FAUT PAS DIRE MON PRÉNOM COMME ÇA. Ça me met un petit coup derrière les genoux direct. Je suis ressortie le regard bas, le pas rapide un peu sonnée, à me répéter intérieurement “bordel, je vais vraiment aller souvent à la salle pour ne pas décevoir un type d’une vingtaine d’années avec une boucle d’oreille ?”
Et la réponse est oui.
C’est absolument ce que je fais.
Trois fois par semaine, j’enfile donc des leggings, je prends une gourde (comme ça on y va à deux, haha) et je pars évacuer mon aigreur par tous les pores de ma peau. Les abdos gainés et les épaules solides, je deviens Princess Superstar dans le clip de Perfection, les boobs à l’air en moins que je réserve évidemment pour les grandes occasions.

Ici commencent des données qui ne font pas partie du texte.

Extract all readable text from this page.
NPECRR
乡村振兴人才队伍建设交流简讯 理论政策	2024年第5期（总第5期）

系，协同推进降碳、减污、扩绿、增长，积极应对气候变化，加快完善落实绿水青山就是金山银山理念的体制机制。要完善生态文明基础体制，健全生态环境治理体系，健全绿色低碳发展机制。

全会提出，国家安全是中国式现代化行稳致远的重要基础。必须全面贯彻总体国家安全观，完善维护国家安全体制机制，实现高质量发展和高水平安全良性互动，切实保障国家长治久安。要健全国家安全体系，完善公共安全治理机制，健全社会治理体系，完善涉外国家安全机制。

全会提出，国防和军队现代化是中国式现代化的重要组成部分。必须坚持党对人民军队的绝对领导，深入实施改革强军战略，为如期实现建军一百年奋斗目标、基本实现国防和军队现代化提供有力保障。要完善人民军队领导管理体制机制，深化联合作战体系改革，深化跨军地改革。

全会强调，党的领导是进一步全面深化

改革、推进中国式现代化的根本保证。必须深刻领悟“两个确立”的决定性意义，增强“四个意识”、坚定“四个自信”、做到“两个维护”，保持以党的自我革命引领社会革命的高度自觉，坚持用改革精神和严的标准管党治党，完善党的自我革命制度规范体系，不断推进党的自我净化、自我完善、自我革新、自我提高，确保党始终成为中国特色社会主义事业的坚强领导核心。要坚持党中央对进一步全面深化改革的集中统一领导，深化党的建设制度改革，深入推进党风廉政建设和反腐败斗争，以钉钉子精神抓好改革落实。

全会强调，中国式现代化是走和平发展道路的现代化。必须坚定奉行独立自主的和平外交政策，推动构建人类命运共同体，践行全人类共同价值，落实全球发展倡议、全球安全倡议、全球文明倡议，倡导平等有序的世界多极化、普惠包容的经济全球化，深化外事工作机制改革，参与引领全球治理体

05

Ou pire, je m’y rends motivée comme la prof du clip d’Eric Prydz (olala cette orthographe de nom qui me fait saigner des yeux).
(Dans ma tête je me souvenais pas que ce truc était aussi glauque, franchement je mets le clip parce que j’en parle mais j’ai honte, cliquez pas c’est embarrassant)
Pour le moment je suis pas au bout de ma quête de la douceur. Je rumine toujours pas mal des saloperies sur les gens qui font que du cardio et pas de la musculation (et que ça sert à rien de faire du cardio sans muscu, c’est A. qui me l’a dit et A. je le crois sur parole.) J’ai envie de débrancher les vélos elliptiques des quadras en brassière qui restent trop longtemps dessus (C’EST BON FAUSTINE BOLLAERT ELLE L’A CONSOLÉ TU PEUX ALLER FAIRE UN AUTRE EXERCICE) et je suis prête à demander de se dépêcher aux meufs de 20 ans qui poussent pas de la fonte mais matent assises bien pépax sur la presse à cuisses le feed de leur compte instagram.
YA DES GENS QUI AIMERAIENT BOSSER ICI
Mais petit à petit, une goutte après une goutte, l’oiseau fait son nid. Peut-être qu’un jour moi aussi à force de casser des noisettes avec un nouveau derrière super ferme, j’aurais le coeur pur et ma place dans un clip de The Blaze. Mais comptez pas sur moi pour défiler pour Jacquemus : si c’est pour le faire avec Kendall Jenner, c’est mort, elle est nulle et j’aime pas du tout la dernière collection.
Ouais ok.
Le chemin vers la douceur va être encore un peu long.